I’m about to sound a little arrogant, but advertising has always felt like the soft side of business. I’ve long admired companies like Chipotle, Costco, Trader Joe’s, Zara, Starbucks, Tesla, Facebook (back when it was Facebook), and others that grew logarithmically with little to no advertising. I always figured if you had a product that was flat-out better than everything else, you didn’t need to worry too much about getting it out there. It would just happen.

Mark Andreessen has a saying: “Strong opinions, loosely held.” Well, this was one of mine and it’s changed. Not only was I wrong, I’m realizing I’ll probably be more wrong as we push deeper into the AI age. Frontier labs and the bleeding edge of tech aside, I’d bet good money that the shifts underway in business will force every founder and operator to get a lot better at advertising if they want to succeed. Here’s why.
My technical output has gone exponential over the past six months. I’m doing more with less in ways that feel surreal. And I’m not special. It’s happening everywhere. That means more products, more startups, and a lot more noise especially in software. And that’s just the start. AI is about to unleash massive changes in the physical world too. Ideas will go from head → CAD → code → machine → object faster than ever before. Whether it’s a mill, an injection molding machine, or a metal 3D printer, execution is about to get cheap and fast. Bezos’ “your margin is my opportunity” and Mauboussin’s Measuring the Moat will hit harder than ever. The gap between idea and execution is collapsing.
In that world, two things will matter more than anything: quality* and agency. And the hardest thing you’ll do as a builder isn’t shipping—it’s being heard.
*quality = Robert Pirsig’s definition of quality; If you need help understanding what I mean, throw up a comment. Maybe I’ll make a post on this alone.
Awareness, brand, CAC, retention, trust—all of it becomes harder. Here’s how I think this plays out (as a product guy, CFO, and non-marketer who’s now obsessed with this problem):
1. Trusted creators become more valuable
Yes, AI will flood us with content. That’s exactly why trusted humans—who already have an audience become more important. Product placements, podcast reads, short-form shoutouts, deep-dive gear reviews: they’ll all matter more if the creator is credible. Noise raises the premium on signal.

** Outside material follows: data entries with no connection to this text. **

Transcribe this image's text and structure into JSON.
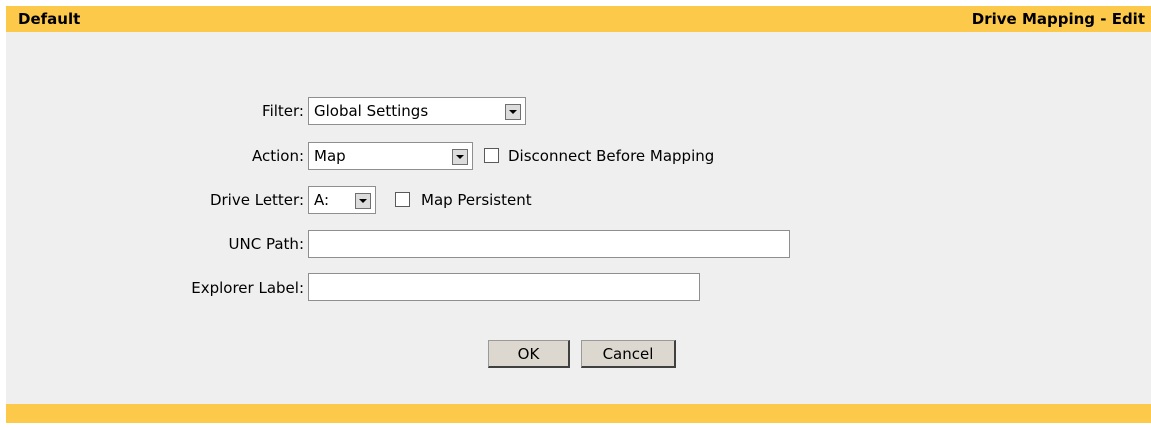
{
  "header": {
    "left_title": "Default",
    "right_title": "Drive Mapping - Edit"
  },
  "form": {
    "filter": {
      "label": "Filter:",
      "value": "Global Settings"
    },
    "action": {
      "label": "Action:",
      "value": "Map",
      "checkbox_label": "Disconnect Before Mapping",
      "checked": false
    },
    "drive_letter": {
      "label": "Drive Letter:",
      "value": "A:",
      "checkbox_label": "Map Persistent",
      "checked": false
    },
    "unc_path": {
      "label": "UNC Path:",
      "value": ""
    },
    "explorer_label": {
      "label": "Explorer Label:",
      "value": ""
    }
  },
  "buttons": {
    "ok": "OK",
    "cancel": "Cancel"
  },
  "colors": {
    "header_bar": "#fcc94a",
    "panel_background": "#efefef"
  },
  "icons": {
    "dropdown": "chevron-down-icon"
  }
}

Its arguable brands signal something similar; with so much noise, people may flock to things they know.
2. SEO gets flipped on its head
We’re moving from “Google that” to “ask the model.” Blue links matter less; prompt results matter more. You want your business to show up when someone asks, not just when they search. Right now, LLMs use search and feed results into their output but the moment your product is in the model itself, your chances of being surfaced go way up. LLM optimization (LLMOO?) is the new SEO. Wild west.
3. AI-powered campaigns go micro
AI will power niche-targeted creative (even down to n=1), optimize campaigns in real-time, and push weirdly personal ads. Meta’s already doing it. Tools exist today. It’s a mess right now, and I don’t think it’ll solve GTM for startups in the next 1–4 quarters—but it’s coming.
4. Agentic optimization
As AI agents become a real thing, how you structure content and APIs for them will matter. Tools like OpenAI’s MCP (basically an API for an AI) might be critical. If you want to be “usable by AI,” you need to start thinking about how to build interfaces they can access and understand. Being agent-friendly will be like being mobile-friendly was in 2012.
5. Programmatic ad costs keep climbing
Google CPC is up 5% YoY. Paid social CPM is up too. As more startups flood every niche and everyone fights for the same digital attention, prices will rise. It’s basic supply and demand. The counter: great creative and relentless testing. AI can help here too high-velocity content, lots of experiments, and smart iteration. But don’t expect miracles. It’ll take management.
6. Automation is your leverage
Smart use of tools like n8n will help you squeeze more juice from every click. You’ll still pay more, but your conversion rates should go up too. Every inbound should kick off a ruthless, AI-powered funnel that maximizes the chance they convert. No excuses here just build better flows.
7. The white glove play still wins
Ironically, as everything gets automated, human touch may matter more. Personally reaching out to potential customers, guiding them through onboarding, giving them attention that old-school stuff may turn users into superfans. It’s sales, not advertising, but it drives the best kind of growth: word of mouth.
What am I missing? Probably a lot. But here’s the punchline: building the thing is getting easier; getting people to care is getting harder. That’s the paradox of the AI era. Tools will help, sure. But humans are weird, society’s chaotic, and advertising is still one of the hardest problems in business.
You’re not just building a product. You’re building awareness. Good luck.